De endogene schokken bieden volgens het theoretisch kader een ander mogelijk aanknopingspunt. Hiervan kan sprake zijn, wanneer een individu binnen de organisatie de institutie betwijfelt, het beleid door de organisatie als onvolledig wordt gepercipieerd, of de institutie zichzelf niet meer versterkt.

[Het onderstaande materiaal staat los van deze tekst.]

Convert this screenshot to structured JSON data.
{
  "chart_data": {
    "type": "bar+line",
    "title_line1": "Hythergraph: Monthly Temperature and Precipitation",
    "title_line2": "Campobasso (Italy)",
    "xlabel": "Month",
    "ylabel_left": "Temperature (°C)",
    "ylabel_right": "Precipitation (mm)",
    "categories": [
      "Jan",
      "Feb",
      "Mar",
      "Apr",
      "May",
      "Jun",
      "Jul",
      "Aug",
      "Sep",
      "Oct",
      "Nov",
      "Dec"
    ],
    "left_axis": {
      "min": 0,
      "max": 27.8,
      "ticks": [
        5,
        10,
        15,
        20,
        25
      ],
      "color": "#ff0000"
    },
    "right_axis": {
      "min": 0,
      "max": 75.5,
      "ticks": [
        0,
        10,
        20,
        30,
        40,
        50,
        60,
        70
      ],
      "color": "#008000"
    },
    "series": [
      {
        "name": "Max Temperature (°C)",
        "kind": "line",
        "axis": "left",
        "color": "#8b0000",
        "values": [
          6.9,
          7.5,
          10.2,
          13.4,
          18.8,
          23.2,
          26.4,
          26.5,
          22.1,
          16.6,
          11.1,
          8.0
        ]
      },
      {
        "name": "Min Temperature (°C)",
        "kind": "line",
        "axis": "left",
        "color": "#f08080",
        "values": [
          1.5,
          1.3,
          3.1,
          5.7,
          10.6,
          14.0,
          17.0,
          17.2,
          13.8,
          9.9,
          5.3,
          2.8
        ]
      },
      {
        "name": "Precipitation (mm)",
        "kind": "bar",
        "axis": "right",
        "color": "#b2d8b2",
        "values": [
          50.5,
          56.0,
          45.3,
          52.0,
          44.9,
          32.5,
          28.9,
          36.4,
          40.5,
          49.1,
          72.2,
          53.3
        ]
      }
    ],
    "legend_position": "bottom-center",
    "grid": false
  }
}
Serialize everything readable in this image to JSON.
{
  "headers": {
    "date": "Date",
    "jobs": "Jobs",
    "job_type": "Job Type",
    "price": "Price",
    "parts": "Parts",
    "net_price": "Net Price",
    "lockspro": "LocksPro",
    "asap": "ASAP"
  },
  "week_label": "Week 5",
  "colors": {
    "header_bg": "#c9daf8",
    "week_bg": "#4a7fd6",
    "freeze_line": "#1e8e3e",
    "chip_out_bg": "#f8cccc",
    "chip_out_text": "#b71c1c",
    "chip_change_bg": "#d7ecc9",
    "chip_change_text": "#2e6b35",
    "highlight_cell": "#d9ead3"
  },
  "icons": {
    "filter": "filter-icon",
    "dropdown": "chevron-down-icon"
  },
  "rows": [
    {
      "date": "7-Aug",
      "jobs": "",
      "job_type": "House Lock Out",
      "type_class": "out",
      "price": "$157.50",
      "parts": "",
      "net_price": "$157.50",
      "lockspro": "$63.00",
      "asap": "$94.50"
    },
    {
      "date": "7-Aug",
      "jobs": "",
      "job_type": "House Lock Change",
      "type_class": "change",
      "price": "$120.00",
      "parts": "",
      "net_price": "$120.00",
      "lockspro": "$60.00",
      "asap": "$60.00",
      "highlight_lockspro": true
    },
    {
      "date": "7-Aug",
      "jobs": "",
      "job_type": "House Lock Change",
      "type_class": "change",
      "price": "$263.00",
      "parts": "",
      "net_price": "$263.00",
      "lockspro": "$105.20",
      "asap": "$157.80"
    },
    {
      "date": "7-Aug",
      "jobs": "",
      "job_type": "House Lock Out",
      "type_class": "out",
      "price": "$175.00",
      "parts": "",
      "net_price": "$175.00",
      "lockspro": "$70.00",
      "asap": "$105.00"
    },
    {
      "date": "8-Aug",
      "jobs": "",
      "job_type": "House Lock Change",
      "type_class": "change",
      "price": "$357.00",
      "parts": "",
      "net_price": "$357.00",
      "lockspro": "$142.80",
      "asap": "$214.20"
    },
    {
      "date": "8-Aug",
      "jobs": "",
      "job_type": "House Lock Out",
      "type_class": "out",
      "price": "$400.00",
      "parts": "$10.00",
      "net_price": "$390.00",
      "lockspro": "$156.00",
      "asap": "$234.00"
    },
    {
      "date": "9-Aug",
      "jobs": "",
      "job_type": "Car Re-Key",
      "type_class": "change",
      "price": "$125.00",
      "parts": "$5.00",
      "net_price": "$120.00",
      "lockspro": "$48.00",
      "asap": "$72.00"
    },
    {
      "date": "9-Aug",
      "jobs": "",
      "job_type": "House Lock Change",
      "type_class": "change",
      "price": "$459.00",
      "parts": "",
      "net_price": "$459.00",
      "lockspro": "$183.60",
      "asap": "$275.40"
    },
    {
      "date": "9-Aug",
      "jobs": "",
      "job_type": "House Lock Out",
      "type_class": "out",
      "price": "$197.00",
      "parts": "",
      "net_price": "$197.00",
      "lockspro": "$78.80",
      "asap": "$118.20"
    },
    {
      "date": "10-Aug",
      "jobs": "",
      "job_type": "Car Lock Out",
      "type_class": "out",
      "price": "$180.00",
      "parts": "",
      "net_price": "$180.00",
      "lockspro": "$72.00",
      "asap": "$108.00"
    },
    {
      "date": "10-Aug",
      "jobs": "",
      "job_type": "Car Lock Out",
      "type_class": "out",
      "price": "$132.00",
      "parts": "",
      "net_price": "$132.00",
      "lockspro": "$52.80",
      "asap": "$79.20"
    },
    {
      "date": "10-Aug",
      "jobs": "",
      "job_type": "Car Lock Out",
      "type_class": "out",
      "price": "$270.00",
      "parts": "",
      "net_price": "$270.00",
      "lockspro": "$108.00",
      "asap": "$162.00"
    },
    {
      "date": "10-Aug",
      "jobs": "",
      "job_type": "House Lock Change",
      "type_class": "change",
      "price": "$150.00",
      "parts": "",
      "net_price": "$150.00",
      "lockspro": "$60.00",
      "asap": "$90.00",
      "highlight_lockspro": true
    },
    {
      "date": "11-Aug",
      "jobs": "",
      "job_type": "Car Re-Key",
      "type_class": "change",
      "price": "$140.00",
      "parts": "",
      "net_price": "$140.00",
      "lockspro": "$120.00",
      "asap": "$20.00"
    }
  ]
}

In Nuth heeft zich een situatie voorgedaan die voldoet aan deze criteria. Er werd bij het actualiseren van een bestemmingsplan door RO`ers aangelopen tegen het feit dat er een ingewikkelde waslijst moest worden getoetst. Er ontstond behoefte aan een eenvoudig instrument waarmee zelfs een leek betrekkelijk gemakkelijk mee overweg kan. Er is naar analogie van gehanteerde geluidskaart een proces gestart om ook voor externe veiligheid een signaleringskaart te maken. Dit proces is wordt getrokken door André Scheffer, die ook de behoefte signaleerde aan een gemakkelijk beleidsinstrument. Oorzaak hiervan was het feit dat milieukwaliteitseisen als geluid en lucht wel een volwaardige plaats hadden in het ro-proces, maar externe veiligheid eigenlijk door

niemand begrepen werd. Hieruit kan afgeleid worden dat het beleidsinstrumentarium als niet-volledig werd beschouwd door de personen die ermee behoren te werken, en dat een individu de toenmalige manier van werken in twijfel heeft getrokken. De institutie vraagt dus om en duidelijkere werkwijze en bevond zich, voordat er werd gestart met de signaleringskaart, in een fase waarin de institutie zichzelf niet meer versterkte. Anders gezegd, de manier waarop er werd omgegaan met externe veiligheid in de gemeentelijke organisatie vroeg om verbetering en de organisatie voelde deze behoefte zelf. Vanuit theoretisch perspectief kan er zodoende gesproken worden over endogene schokken die ertoe hebben bijgedragen dat de voormalige manier van werken is aangevuld met een nieuw beleidsinstrument. De institutie is dus deels verbroken.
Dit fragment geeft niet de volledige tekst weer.